>>> 3/2
1.5
>>> 3//2 # floor
1
>>> -(-3//2) # ceil
2

As pointed out by other answers, in python they return floats probably because of historical reasons to prevent overflow problems. However, they return integers in python 3.

>>> import math
>>> type(math.floor(3.1))
<class 'int'>
>>> type(math.ceil(3.1))
<class 'int'>

You can find more information in PEP 3141.

Short answer

It was a bug. Well, not exactly a bug, but the behavior was changed based on a proposal for Python 3. Now, ceil and floor return integers (see also delnan's comment). Some details are here: http://www.afpy.org/doc/python/2.7/whatsnew/2.6.html

Why Python originally returned floats

This question has some nice answers about the behaviour before Python 3. Since the mathematical operators where wrappers around the C mathematical operators, it made sense to follow the convention of that language. Note that in C, the ceil function takes and returns a double. This makes sense because not all floats can be represented by integers (for values with a big exponent, there is no direct representation with integers).

Python was historically not explicitely designed to formally conform to some of the properties of mathematical operations (that would not happen by accident). Guido Von Rossum has acknowledged some early design mistakes and explained the rationale behind the types used in Python, notably why he preferred C types instead of reusing the ones in ABC. See for example:

• Early Language Design and Development

• The Problem with Integer Division. The division operator used to perform truncation when given integers or long, which was generally unexpected and error-prone: see Changing the Division Operator.

The language is supposed to evolve, though, and people tried to incorporate numeric type systems from other languages. For example, Reworking Python's Numeric Model and A Type Hierarchy for Numbers.

Why it should be an integer

The fact that integer 8 is also a real number does mean that we should return a floating point value after doing floor(8.2), exactly because we would not return a complex value with a zero imaginary part (8 is a complex number too).

This has to do with the mathematical definitions of the operations, not the possible machine representations of values: floor and ceiling mathematical functions are defined to return integers, whereas multiplication is a ring where we expect the product of x and y from set A to belong to set A too. Arguably, it would be surprising if 8.2 * 10 returned the integer 82 and not a floating point; similarly the are no good reasons for floor(8.2) to return 8.0 if we want to be conform to the mathematical meaning.

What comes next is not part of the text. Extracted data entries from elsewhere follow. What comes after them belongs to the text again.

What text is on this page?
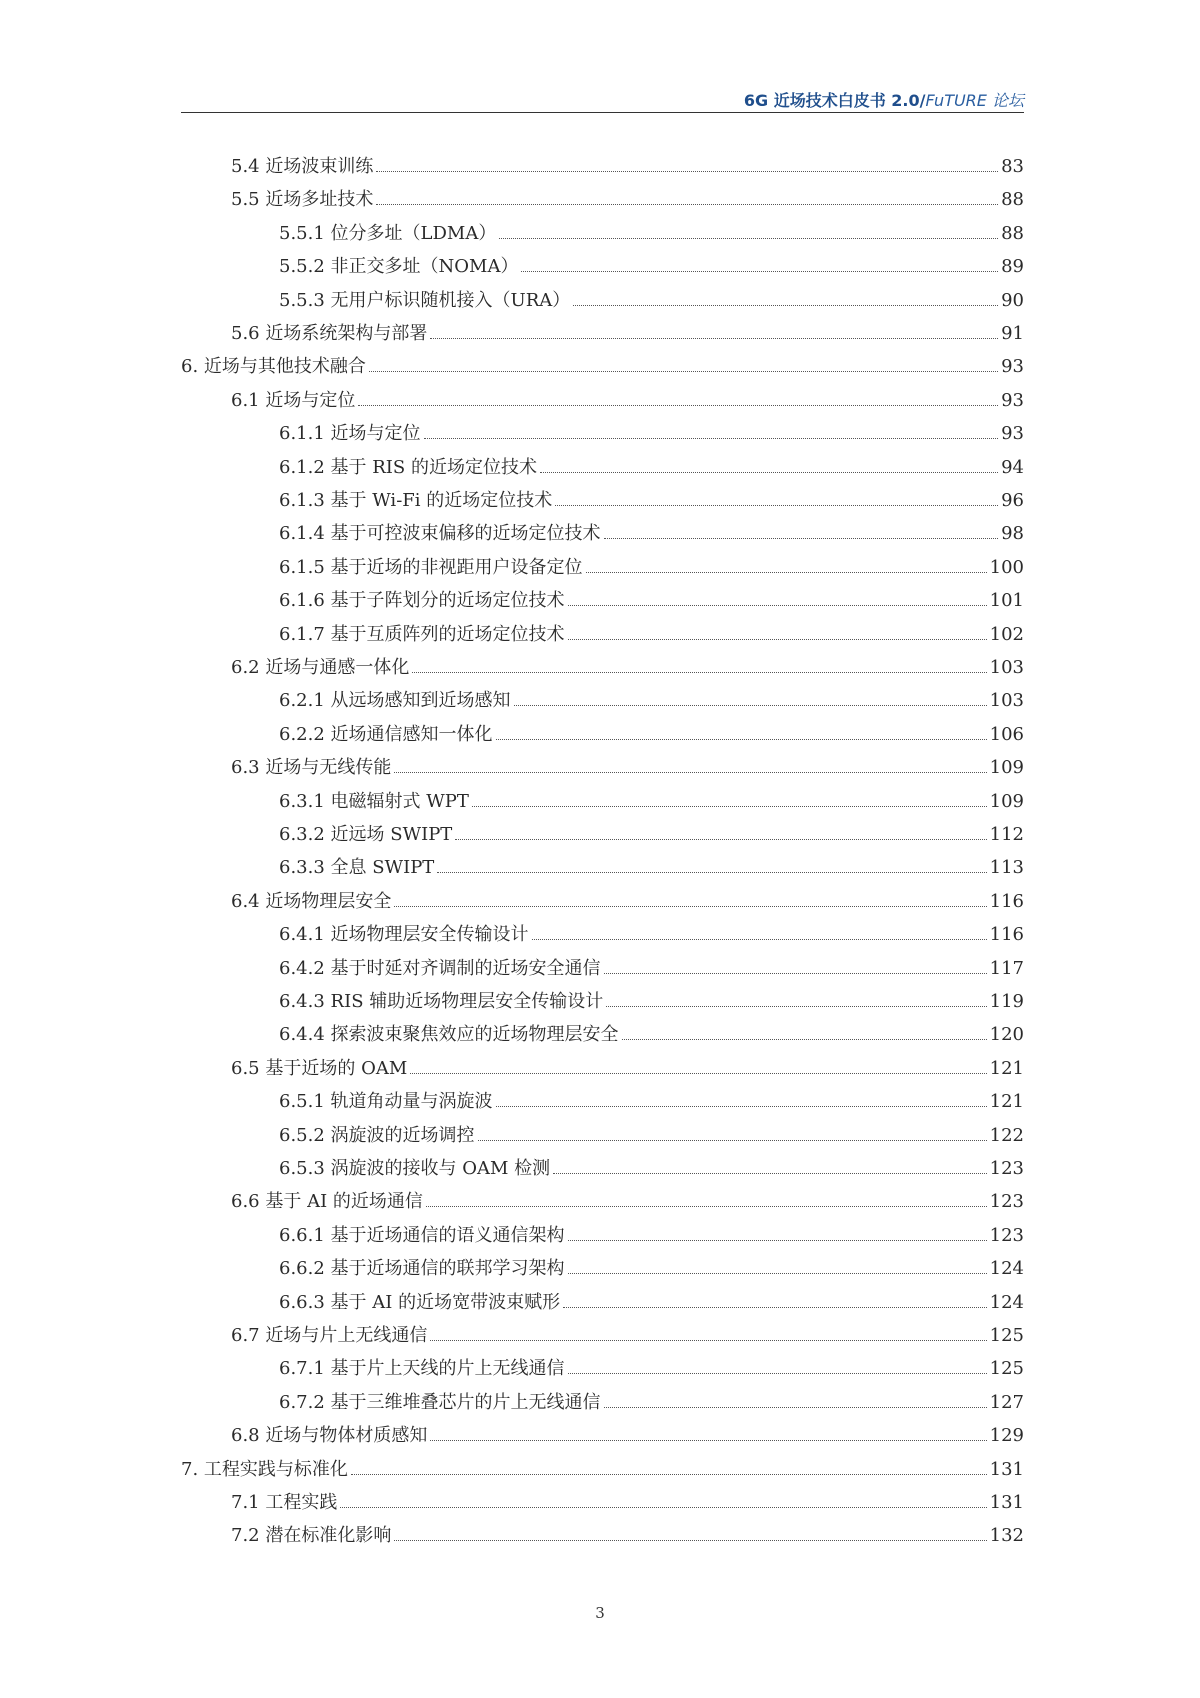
6G 近场技术白皮书 2.0/FuTURE 论坛
5.4 近场波束训练	83
5.5 近场多址技术	88
5.5.1 位分多址（LDMA）	88
5.5.2 非正交多址（NOMA）	89
5.5.3 无用户标识随机接入（URA）	90
5.6 近场系统架构与部署	91
6. 近场与其他技术融合	93
6.1 近场与定位	93
6.1.1 近场与定位	93
6.1.2 基于 RIS 的近场定位技术	94
6.1.3 基于 Wi-Fi 的近场定位技术	96
6.1.4 基于可控波束偏移的近场定位技术	98
6.1.5 基于近场的非视距用户设备定位	100
6.1.6 基于子阵划分的近场定位技术	101
6.1.7 基于互质阵列的近场定位技术	102
6.2 近场与通感一体化	103
6.2.1 从远场感知到近场感知	103
6.2.2 近场通信感知一体化	106
6.3 近场与无线传能	109
6.3.1 电磁辐射式 WPT	109
6.3.2 近远场 SWIPT	112
6.3.3 全息 SWIPT	113
6.4 近场物理层安全	116
6.4.1 近场物理层安全传输设计	116
6.4.2 基于时延对齐调制的近场安全通信	117
6.4.3 RIS 辅助近场物理层安全传输设计	119
6.4.4 探索波束聚焦效应的近场物理层安全	120
6.5 基于近场的 OAM	121
6.5.1 轨道角动量与涡旋波	121
6.5.2 涡旋波的近场调控	122
6.5.3 涡旋波的接收与 OAM 检测	123
6.6 基于 AI 的近场通信	123
6.6.1 基于近场通信的语义通信架构	123
6.6.2 基于近场通信的联邦学习架构	124
6.6.3 基于 AI 的近场宽带波束赋形	124
6.7 近场与片上无线通信	125
6.7.1 基于片上天线的片上无线通信	125
6.7.2 基于三维堆叠芯片的片上无线通信	127
6.8 近场与物体材质感知	129
7. 工程实践与标准化	131
7.1 工程实践	131
7.2 潜在标准化影响	132
3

By the way, I disagree with some parts of Robert Harvey's answer.

• There are legitimate uses to return a value of a different type depending on an input parameter, especially with mathematical operations.

• I don't think the return type should be based on a presupposed common usage of the value and I don't see how convenient it would be. And if it was relevant, I'd probably expect to be given an integer: I generally do not combine the result of floor with a floating point.

Inconvenience of Python 3

Using the operations from C in Python could be seen as a leaky abstraction of mathematical operations, whereas Python generally tries to provide a high-level view of data-structures and functions. It can be argued that people programming in Python expect operations that just work (e.g. arbitrary precision integers) and prefer to avoid dealing with numeric types at the level of C (e.g. undefined behaviour of overflow for unsigned signed integers). That's why PEP-3141 was a sensible proposition.

However, with the resulting abstraction, there might be some cases where performance might degrade, especially if we want to take the ceiling or floor of big floats without converting them to big integers (see comment from Mark Dickinson). Some may argue that this is not a big deal if a conversion occurs because it does not impact the overall performance of your program (and this is probably true, in most cases). But unfortunately, the problem here is that the programmer cannot choose which behaviour suits the most her needs. Some languages define more expressive functions: for example Common Lisp provides fflor and fceiling, which return floating-point values. It would be preferable if Python could provide fceil too. Alternatively, a sufficiently smart compiler could detect float(math.ceil(x)) and do the right thing.